The final factor also tipped in Rita’s favor, Hewitt said. Although awarding attorney’s fees would affect Charles’s standard of living, requiring Rita to pay her own fees would have a devastating impact on her standard of living.
Hewitt also found that the record supported Fraley’s determination on the amount of fees and costs awarded. The time spent on the case by Rita’s counsel was reasonable and necessary, the order was not for the full amount of her fees and costs (which were $110,000 less than Charles’s fees), and there was no question about the professional standing of her attorneys.
The appeals court did reverse Fraley’s requirement of a 90-day payment period. Expressing regret about prolonging the litigation, the court remanded the case for consideration of the parties’ current financial positions and the possible development of a payment plan.

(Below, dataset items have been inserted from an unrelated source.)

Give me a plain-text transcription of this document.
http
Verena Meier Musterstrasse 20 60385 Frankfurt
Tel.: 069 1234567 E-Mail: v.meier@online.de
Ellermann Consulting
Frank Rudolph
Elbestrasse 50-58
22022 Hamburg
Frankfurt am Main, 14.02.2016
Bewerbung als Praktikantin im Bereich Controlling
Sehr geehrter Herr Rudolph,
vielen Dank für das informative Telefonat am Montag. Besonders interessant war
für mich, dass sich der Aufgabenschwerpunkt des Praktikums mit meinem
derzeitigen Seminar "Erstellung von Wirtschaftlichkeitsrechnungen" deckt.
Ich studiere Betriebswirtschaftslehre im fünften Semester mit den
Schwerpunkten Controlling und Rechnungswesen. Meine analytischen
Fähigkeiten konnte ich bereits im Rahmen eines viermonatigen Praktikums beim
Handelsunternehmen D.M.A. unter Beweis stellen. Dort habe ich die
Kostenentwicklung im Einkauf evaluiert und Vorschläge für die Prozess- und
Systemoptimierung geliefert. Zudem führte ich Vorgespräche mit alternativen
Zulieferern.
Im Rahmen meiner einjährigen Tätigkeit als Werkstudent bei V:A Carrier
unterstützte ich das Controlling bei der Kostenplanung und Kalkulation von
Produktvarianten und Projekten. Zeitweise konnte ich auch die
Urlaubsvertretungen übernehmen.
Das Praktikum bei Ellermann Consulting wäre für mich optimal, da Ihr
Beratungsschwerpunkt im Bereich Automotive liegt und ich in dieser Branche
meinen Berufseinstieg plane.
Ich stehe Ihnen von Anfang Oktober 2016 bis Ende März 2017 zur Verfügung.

“The core problem can be summarized in two sentences: here we have a litigant who haled his former spouse into court and who engaged respected lawyers to vigorously represent him, requiring his ex-wife to do likewise,” Hewitt wrote. “His financial declaration suggests he can hardly afford his own fees, yet he had no problem incurring those fees and there is a years-long pattern of him routinely finding money to fund repeated lawsuits against his ex-wife.”
Pamela Wray Blackshire and Bree R. Kennedy of Kennedy & Blackshire in Hilton Head Island represented Rita.
“We hope that this decision will benefit not just Mrs. Couch but future litigants who are in this position as well,” Blackshire said. “The court sent a message that you can’t just barrel forward and bully someone because you can financially out-litigate them without the concern there might be a recourse if the action is frivolous.”
Columbia attorney Elizabeth Dalzell of the Law Office of Kenneth E. Berger, who represented Charles, said the decision demonstrates the challenges of family law. While both sides often have “so much passion” about the issues, “there is also a question about the behavior of the attorneys below, who incurred hundreds of thousands of dollars in fees. Maybe there needs to be a check on that in some way.”
Gregory S. Forman, a family law attorney in Charleston who was not involved in the case, called the decision “highly significant.”
“Assuming it is not reversed at some point, this smashes the record both for the largest fee award and the largest multiplier of a party’s income in a published opinion,” Forman said. “This is very much a cautionary tale for lawyers to show their clients the risks of bringing litigation where you ultimately don’t succeed.”
The 13-page decision is Couch v. Couch (Lawyers Weekly No. 011-040-20). The full text of the opinion is available online at sclawyersweekly.com.